When I first took the love language test, I viewed it as the key to understanding why I couldn’t find a relationship. And, just to clarify, I wasn’t looking for just any partnership – I wanted something filled with mutual respect, shared values, and of course, that auspicious spark. Who doesn’t want (and deserve) such a love?
The problem with this idealistic thought process, however, is it deprives us of the love we want. Really.
The person I was when I first discovered my love language – words of affirmation – was someone who wanted to give. I enthusiastically spent countless nights perfecting paragraphs of delicate text, a form of emotional expenditure that fell on deaf ears. I never realised that the reason I failed to find a lover, or a friend that understood me, wasn’t because I was an inherently flawed human (everyone is), but because I refused to understand myself first.

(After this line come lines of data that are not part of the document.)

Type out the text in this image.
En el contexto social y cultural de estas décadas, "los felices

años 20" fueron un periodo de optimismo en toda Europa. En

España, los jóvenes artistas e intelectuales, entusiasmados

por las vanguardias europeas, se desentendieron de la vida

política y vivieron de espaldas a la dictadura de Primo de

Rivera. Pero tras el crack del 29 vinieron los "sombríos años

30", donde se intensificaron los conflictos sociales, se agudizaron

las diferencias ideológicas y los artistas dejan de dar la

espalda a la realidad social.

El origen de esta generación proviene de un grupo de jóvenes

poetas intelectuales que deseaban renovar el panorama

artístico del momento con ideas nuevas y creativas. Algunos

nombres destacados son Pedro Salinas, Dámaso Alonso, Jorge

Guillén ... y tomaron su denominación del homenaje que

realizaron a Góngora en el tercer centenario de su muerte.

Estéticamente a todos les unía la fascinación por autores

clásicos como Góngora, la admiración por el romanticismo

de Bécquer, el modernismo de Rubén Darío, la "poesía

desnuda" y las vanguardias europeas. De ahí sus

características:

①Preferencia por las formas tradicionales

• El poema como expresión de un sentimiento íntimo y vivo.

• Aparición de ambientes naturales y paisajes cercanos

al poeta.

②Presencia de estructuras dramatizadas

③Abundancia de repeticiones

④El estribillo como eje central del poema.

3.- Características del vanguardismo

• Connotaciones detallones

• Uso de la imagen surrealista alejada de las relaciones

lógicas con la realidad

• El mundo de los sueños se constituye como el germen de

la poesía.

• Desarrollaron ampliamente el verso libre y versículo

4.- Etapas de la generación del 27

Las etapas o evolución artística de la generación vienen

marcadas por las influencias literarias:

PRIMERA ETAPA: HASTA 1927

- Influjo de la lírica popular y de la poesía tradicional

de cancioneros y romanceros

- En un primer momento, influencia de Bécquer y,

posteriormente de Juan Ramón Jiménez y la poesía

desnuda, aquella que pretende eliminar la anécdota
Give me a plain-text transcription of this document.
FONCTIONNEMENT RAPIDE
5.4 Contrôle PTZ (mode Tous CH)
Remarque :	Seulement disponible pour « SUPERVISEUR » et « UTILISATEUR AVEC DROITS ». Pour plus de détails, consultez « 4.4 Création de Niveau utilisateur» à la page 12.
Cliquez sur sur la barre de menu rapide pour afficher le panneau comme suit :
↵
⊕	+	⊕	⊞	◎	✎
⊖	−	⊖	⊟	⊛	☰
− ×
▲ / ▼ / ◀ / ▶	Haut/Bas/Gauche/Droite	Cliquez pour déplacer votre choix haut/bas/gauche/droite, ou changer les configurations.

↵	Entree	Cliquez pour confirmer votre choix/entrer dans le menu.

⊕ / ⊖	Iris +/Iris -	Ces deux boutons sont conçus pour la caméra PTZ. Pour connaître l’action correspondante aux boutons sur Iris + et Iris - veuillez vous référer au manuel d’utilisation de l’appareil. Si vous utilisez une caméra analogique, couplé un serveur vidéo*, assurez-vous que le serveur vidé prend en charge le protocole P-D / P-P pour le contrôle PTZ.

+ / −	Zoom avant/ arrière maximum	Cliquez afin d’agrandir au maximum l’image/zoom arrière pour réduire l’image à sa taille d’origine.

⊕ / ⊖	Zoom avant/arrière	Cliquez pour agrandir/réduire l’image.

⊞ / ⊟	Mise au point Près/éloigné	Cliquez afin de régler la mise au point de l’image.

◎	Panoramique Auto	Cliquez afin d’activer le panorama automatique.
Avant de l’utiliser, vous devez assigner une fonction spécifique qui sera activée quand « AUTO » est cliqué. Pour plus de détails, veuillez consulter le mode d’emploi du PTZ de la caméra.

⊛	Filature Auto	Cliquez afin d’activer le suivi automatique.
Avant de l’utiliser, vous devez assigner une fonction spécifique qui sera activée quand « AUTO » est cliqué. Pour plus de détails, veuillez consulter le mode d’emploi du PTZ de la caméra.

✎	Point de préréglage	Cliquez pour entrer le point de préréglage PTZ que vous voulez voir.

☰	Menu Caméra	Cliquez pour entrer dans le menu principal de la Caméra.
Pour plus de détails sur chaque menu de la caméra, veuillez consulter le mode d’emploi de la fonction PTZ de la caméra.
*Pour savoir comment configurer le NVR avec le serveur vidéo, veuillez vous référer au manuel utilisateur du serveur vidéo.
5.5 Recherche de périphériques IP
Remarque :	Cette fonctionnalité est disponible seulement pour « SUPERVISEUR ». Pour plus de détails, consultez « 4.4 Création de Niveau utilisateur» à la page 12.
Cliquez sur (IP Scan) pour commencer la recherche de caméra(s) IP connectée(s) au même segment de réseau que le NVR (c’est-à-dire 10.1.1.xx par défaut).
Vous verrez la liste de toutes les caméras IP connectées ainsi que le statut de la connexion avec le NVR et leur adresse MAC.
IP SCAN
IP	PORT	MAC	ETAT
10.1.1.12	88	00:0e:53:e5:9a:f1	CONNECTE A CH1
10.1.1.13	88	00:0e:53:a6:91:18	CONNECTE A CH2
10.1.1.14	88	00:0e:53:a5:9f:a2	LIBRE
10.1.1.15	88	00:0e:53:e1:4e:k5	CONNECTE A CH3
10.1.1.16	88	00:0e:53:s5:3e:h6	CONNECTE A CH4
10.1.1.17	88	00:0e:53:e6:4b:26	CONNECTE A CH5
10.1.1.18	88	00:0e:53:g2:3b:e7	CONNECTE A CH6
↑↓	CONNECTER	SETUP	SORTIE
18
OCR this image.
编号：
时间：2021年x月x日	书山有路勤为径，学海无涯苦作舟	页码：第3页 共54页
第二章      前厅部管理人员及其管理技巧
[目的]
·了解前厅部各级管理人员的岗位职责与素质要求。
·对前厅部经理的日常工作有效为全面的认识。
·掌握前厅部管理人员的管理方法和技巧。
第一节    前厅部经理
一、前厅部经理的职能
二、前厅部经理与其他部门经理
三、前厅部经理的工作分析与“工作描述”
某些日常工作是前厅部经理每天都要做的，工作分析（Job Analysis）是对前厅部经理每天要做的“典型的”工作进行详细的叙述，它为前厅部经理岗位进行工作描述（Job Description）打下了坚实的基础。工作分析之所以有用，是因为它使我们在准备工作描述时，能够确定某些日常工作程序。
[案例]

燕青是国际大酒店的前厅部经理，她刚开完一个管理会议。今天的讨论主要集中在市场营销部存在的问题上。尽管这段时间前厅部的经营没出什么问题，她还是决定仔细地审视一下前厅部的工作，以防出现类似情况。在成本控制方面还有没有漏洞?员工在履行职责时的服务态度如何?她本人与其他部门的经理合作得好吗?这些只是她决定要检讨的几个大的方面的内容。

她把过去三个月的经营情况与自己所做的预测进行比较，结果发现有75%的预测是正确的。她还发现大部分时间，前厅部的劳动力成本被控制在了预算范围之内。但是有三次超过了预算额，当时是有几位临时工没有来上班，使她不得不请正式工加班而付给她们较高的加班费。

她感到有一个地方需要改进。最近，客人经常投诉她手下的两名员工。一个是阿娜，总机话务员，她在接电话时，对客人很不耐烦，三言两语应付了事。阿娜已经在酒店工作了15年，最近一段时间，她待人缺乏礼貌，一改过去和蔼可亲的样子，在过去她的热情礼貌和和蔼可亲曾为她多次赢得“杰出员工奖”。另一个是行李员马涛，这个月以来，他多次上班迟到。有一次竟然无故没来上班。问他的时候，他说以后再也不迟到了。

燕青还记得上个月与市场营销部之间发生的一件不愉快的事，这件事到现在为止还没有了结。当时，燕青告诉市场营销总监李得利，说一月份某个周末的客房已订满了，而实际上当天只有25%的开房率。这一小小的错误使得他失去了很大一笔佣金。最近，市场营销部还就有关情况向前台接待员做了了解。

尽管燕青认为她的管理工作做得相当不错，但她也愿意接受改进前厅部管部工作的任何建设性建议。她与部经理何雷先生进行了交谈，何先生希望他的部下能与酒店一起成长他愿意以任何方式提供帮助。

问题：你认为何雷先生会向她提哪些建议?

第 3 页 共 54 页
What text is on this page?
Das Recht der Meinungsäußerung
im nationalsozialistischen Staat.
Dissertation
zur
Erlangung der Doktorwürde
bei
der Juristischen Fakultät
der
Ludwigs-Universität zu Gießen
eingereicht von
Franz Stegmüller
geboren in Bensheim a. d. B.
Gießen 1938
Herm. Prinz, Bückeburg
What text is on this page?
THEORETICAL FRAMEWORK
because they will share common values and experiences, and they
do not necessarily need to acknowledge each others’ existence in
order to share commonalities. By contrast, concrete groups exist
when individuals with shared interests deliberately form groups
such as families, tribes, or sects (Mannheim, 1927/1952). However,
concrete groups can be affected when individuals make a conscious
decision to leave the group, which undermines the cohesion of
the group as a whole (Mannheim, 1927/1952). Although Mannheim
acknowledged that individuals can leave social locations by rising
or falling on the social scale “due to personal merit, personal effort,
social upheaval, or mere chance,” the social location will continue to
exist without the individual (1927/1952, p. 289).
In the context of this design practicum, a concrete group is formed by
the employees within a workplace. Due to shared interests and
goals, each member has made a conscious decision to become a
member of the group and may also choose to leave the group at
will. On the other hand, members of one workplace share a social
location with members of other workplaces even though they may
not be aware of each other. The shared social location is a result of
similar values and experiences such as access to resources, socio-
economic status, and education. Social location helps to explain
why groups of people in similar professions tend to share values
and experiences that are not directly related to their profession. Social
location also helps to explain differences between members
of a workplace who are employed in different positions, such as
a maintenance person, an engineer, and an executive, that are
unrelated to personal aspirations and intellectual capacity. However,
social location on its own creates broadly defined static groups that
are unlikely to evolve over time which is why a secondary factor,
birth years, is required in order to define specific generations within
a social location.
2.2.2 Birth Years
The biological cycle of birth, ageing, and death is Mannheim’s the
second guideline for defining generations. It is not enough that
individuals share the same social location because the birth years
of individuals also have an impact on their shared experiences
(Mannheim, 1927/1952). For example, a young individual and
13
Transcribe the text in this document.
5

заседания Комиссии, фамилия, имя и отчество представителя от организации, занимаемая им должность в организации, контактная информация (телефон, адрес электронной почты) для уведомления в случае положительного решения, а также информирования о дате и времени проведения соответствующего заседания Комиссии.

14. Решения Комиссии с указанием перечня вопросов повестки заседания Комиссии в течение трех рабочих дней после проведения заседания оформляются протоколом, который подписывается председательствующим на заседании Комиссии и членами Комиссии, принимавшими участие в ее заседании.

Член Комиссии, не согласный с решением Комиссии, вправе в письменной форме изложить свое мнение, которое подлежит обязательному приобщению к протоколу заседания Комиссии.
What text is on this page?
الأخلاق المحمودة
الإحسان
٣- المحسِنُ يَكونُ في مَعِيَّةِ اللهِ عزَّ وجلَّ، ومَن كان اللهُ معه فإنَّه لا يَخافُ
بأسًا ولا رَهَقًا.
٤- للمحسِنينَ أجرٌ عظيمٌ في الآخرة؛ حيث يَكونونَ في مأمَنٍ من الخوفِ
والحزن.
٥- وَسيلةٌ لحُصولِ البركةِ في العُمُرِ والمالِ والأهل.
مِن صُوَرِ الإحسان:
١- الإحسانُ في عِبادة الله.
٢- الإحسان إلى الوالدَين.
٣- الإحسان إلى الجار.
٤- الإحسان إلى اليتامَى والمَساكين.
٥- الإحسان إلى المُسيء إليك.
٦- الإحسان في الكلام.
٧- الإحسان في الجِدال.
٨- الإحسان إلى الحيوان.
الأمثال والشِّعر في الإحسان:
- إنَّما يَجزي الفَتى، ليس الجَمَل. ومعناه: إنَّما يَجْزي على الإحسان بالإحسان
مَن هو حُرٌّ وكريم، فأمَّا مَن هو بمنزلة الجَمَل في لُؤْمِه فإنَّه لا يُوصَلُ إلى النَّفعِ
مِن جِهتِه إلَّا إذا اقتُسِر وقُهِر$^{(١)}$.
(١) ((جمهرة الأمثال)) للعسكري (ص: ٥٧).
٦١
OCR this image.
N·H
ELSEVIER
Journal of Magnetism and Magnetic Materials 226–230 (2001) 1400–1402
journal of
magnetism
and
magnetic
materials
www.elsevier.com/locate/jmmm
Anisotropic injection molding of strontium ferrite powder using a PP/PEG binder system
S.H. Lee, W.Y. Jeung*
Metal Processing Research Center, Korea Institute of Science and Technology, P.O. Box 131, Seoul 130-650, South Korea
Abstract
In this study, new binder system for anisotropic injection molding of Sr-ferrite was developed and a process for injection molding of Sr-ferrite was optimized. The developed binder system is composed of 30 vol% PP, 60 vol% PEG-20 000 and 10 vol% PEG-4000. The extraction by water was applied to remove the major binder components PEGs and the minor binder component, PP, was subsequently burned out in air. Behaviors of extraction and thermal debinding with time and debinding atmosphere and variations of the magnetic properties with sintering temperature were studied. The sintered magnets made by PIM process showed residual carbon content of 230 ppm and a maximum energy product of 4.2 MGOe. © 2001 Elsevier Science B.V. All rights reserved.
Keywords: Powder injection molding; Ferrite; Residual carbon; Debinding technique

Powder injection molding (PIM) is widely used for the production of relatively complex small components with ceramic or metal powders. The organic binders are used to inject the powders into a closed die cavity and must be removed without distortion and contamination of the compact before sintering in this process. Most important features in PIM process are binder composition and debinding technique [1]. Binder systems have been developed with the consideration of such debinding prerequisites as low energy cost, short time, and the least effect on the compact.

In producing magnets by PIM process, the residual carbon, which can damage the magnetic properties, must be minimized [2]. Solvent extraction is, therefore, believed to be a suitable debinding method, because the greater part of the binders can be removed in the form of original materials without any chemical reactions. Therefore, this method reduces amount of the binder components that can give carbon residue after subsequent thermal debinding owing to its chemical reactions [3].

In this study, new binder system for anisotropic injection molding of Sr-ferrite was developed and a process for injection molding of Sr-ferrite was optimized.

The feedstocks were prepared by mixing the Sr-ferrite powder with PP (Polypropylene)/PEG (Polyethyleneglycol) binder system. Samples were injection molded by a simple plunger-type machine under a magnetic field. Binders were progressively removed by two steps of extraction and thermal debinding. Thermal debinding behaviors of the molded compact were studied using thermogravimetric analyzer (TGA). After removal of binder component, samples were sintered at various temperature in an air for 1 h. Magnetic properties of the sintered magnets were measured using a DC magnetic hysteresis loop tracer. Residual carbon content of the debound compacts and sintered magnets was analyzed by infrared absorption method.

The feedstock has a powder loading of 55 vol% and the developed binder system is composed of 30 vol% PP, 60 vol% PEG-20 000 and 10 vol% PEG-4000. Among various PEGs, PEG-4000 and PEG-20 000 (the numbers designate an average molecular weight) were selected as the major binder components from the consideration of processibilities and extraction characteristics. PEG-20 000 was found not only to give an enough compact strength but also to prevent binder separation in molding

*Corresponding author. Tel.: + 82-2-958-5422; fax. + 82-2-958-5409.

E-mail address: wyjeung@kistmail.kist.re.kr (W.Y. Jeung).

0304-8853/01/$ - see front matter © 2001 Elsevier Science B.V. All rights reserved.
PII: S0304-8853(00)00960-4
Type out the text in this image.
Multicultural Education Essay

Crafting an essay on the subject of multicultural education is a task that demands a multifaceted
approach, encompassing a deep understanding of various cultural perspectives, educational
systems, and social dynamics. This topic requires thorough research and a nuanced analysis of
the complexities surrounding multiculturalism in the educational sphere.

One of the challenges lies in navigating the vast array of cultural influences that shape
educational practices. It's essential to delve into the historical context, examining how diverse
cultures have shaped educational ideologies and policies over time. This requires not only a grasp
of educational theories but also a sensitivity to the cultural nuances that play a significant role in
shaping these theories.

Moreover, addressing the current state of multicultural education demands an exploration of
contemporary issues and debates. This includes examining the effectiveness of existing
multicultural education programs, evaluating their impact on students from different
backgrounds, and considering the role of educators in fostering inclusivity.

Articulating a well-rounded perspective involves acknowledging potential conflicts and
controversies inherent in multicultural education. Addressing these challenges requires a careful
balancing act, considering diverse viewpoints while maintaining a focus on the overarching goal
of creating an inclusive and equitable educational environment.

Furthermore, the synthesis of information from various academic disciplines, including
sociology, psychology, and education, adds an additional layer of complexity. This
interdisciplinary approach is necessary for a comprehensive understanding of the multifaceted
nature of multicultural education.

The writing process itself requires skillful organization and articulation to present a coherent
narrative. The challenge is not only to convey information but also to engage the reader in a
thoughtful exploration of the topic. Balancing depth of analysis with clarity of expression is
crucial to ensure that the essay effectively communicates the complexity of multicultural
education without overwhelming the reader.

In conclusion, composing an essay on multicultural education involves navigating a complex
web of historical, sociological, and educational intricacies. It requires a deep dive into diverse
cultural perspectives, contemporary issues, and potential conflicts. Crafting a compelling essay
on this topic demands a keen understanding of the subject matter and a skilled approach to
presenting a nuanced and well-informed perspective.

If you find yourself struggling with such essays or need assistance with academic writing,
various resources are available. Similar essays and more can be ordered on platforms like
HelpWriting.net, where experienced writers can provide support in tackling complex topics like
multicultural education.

I was a person whose heart fluttered reading the literature of Austen and Bronte, and stung listening to Jeff Buckley. Someone who owned a list containing all the nice things people have ever said about them, reading it when only when feeling especially uncertain. And once upon a time, a ten-year-old girl who wrote love letters about her primary-school crush, which were subsequently found under a bookcase by her mother, several years later.
The next time I attempted to find my love language, I viewed my answers as a standard for how people in my life needed to communicate. This originally seemed unnatural, as I had previously lived (and loved) with no expectations. It was a totally new way of thinking, and I thought I had it all figured out.
That was, until I met someone who also loved words. Being so caught up in a verbal frenzy of detailed compliments, lyrical analysis, and overwhelming vulnerability, I forgot that sometimes pretty words are just that. Pretty.
The truth is, knowing how you want to receive love is only half the battle. Sometimes, you’ll find someone speaking your language, yet the meaning still gets lost in translation. And in those moments, I feel relieved.
Coming home to a room filled with romance books, 90s ballads, and a list of nice things, I know there is one person who’ll always hear me.